To achieve these goals, promotores in each CHC:
- Trained new promotores, using the Your Heart, Your Life manual.
- Monitored patients’ clinical measures.
- Followed up with patients to help them follow their treatment plans and make lifestyle changes.
Evaluation and Outcomes
- A total of 131 trained promotores conducted heart health community education and activities for over 4,000 people.
- Self-reported data from CHC patients who received SPSC sessions of the Your Heart, Your Life curriculum showed positive changes in participants’ health behaviors (related to cooking and eating a heart healthy diet, reducing salt and sodium intake, reducing cholesterol and fat intake, and increasing physical activity)3 at 3 and 6 months.
- Changes were in patients’ clinical measures were noted. For example, in a sample of 106 patients, the percentage of participants with high blood pressure fell 17 percent from baseline to 6 months. The percentage of patients with high systolic blood pressure (140 mmHg or more) decreased from 12 percent at baseline to 9 percent at 3 months and 8 percent at 6-month follow-up.3
- Due to the success of the promotora-led programs, HRSA decided to support two similar programs involving community health workers in primary care clinics that serve African Americans in public housing, as well as two CHCs that serve Filipino Americans in Hawaii.
Lessons Learned
The CHCs enhanced the original SPSC program in the following ways:
- The CHCs made some modifications, such as hosting informal support groups and physical activity classes.
- Through phone calls and home visits, promotores actively supported and coached families making heart healthy lifestyle changes.
- The CHCs established partnerships in their communities that helped sustain their projects beyond the NHLBI funding period.
- The NHLBI and HRSA Interagency Agreement provided support for the CHCs and promotores.
1 PAHO. (2007). Health in the Americas, 2007: United States-Mexico Border Area.

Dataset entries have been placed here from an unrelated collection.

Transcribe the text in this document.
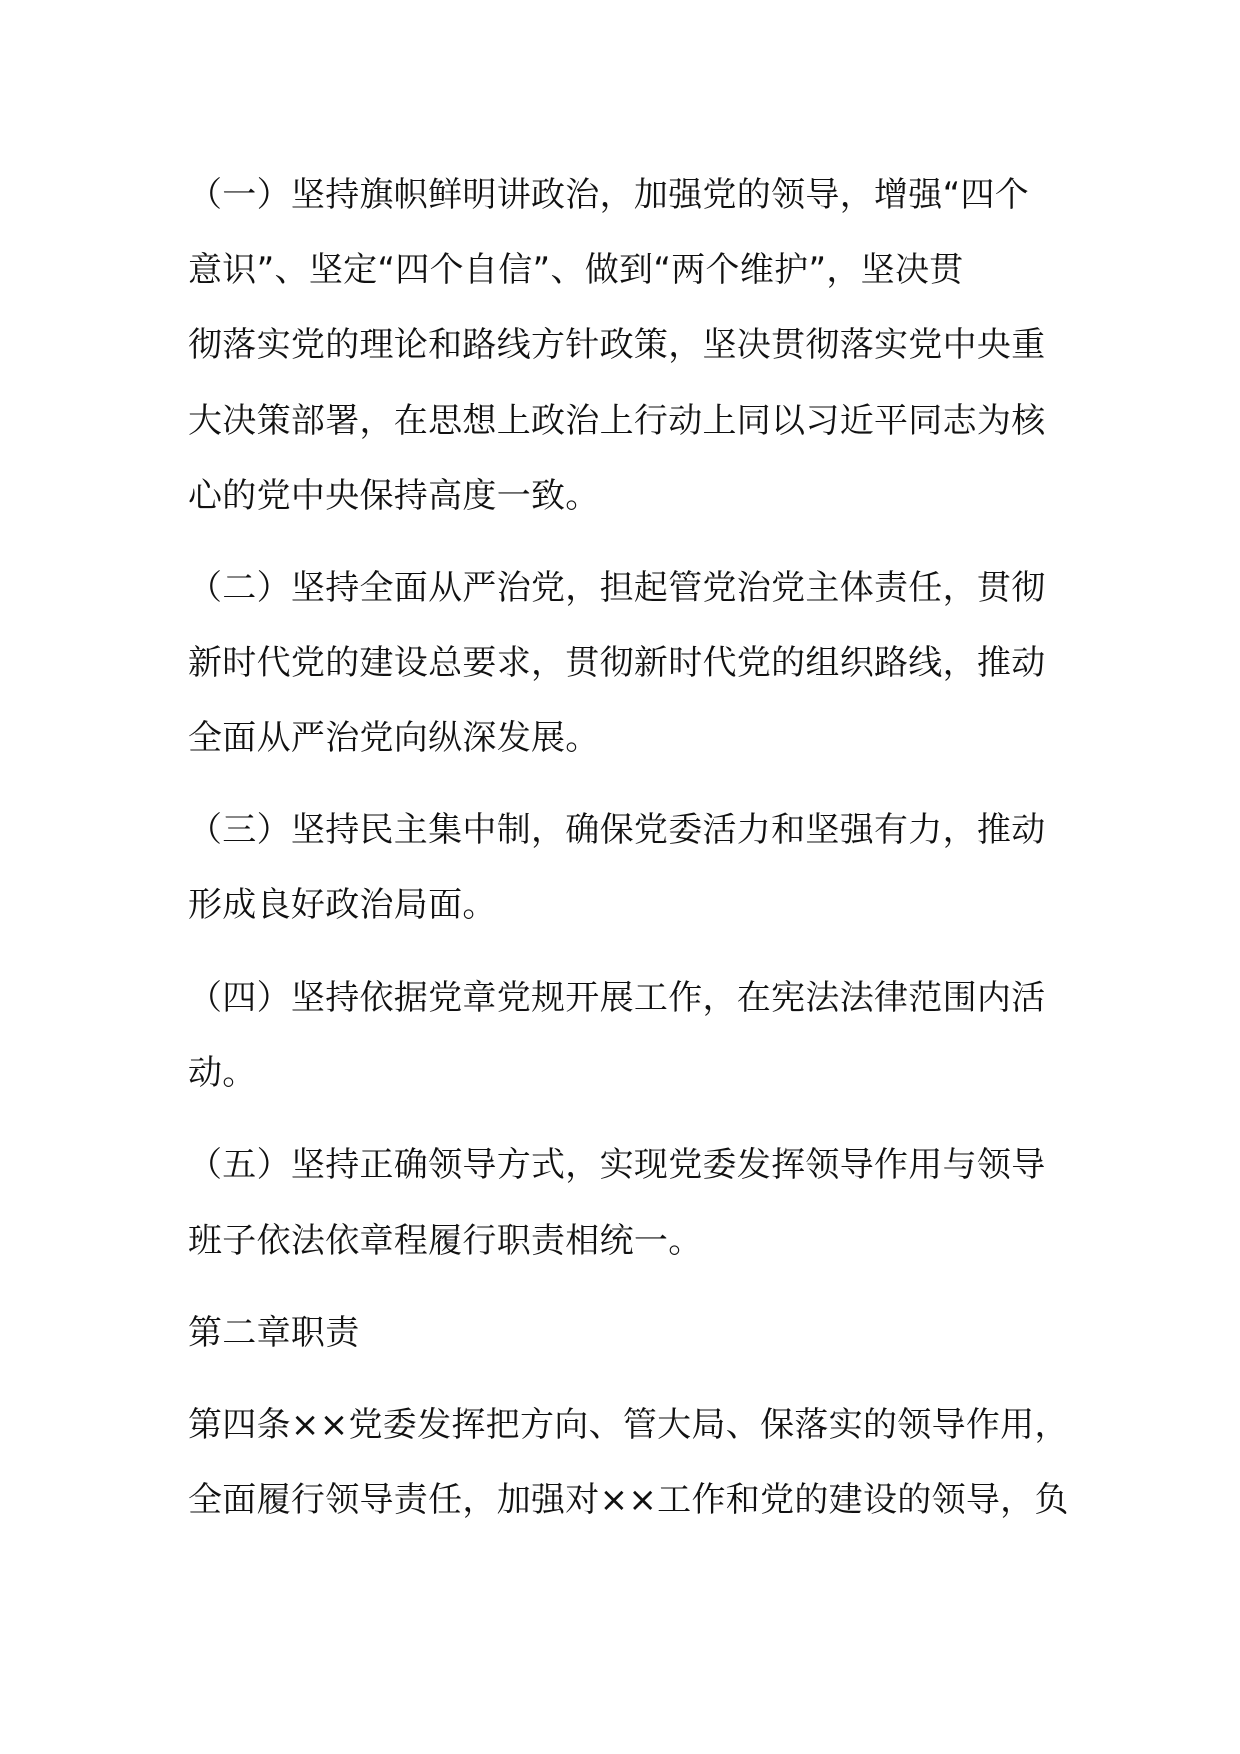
（一）坚持旗帜鲜明讲政治，加强党的领导，增强“四个

意识”、坚定“四个自信”、做到“两个维护”，坚决贯

彻落实党的理论和路线方针政策，坚决贯彻落实党中央重

大决策部署，在思想上政治上行动上同以习近平同志为核

心的党中央保持高度一致。

（二）坚持全面从严治党，担起管党治党主体责任，贯彻

新时代党的建设总要求，贯彻新时代党的组织路线，推动

全面从严治党向纵深发展。

（三）坚持民主集中制，确保党委活力和坚强有力，推动

形成良好政治局面。

（四）坚持依据党章党规开展工作，在宪法法律范围内活

动。

（五）坚持正确领导方式，实现党委发挥领导作用与领导

班子依法依章程履行职责相统一。

第二章职责

第四条××党委发挥把方向、管大局、保落实的领导作用，

全面履行领导责任，加强对××工作和党的建设的领导，负
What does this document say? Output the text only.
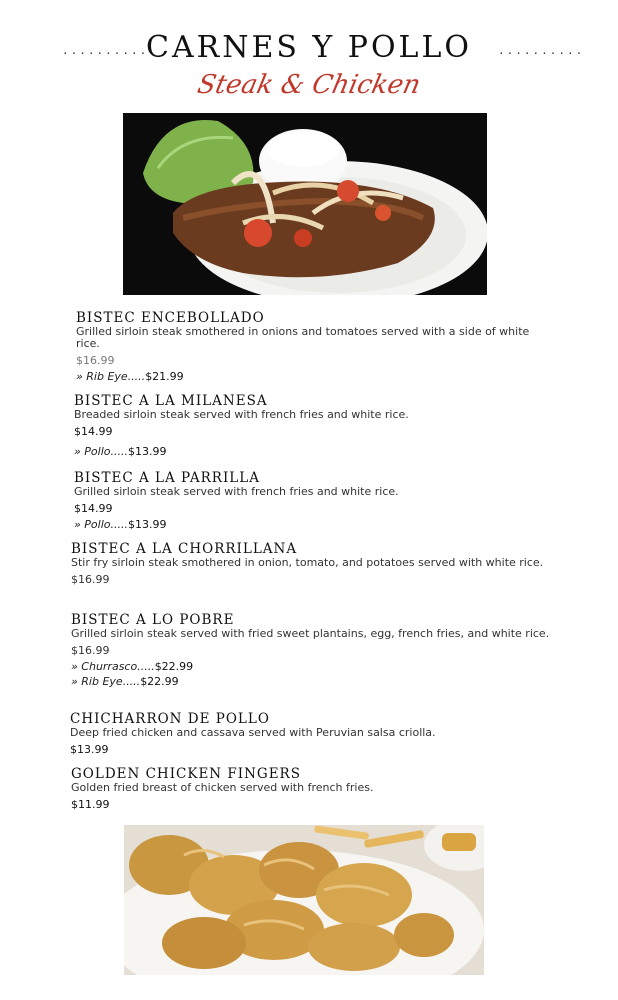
..........
CARNES Y POLLO	..........
Steak & Chicken
BISTEC ENCEBOLLADO
Grilled sirloin steak smothered in onions and tomatoes served with a side of white rice.
$16.99
» Rib Eye.....$21.99
BISTEC A LA MILANESA
Breaded sirloin steak served with french fries and white rice.
$14.99
» Pollo.....$13.99
BISTEC A LA PARRILLA
Grilled sirloin steak served with french fries and white rice.
$14.99
» Pollo.....$13.99
BISTEC A LA CHORRILLANA
Stir fry sirloin steak smothered in onion, tomato, and potatoes served with white rice.
$16.99
BISTEC A LO POBRE
Grilled sirloin steak served with fried sweet plantains, egg, french fries, and white rice.
$16.99
» Churrasco.....$22.99
» Rib Eye.....$22.99
CHICHARRON DE POLLO
Deep fried chicken and cassava served with Peruvian salsa criolla.
$13.99
GOLDEN CHICKEN FINGERS
Golden fried breast of chicken served with french fries.
$11.99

2 United States-Mexico Border Health Commission. (2010). Healthy Border 2010: An agenda for improving health on the United States-Mexico border.
3 Balcazar, H., Alvarado, M., Cantu, F., Pedregon, V., & Fulwood, R. (2009). A promotora de salud model for addressing cardiovascular disease risk factors in the U.S.-Mexico border region: A community-based Latino cardiovascular disease prevention and outreach model. Preventing Chronic Disease, 6(1), A02.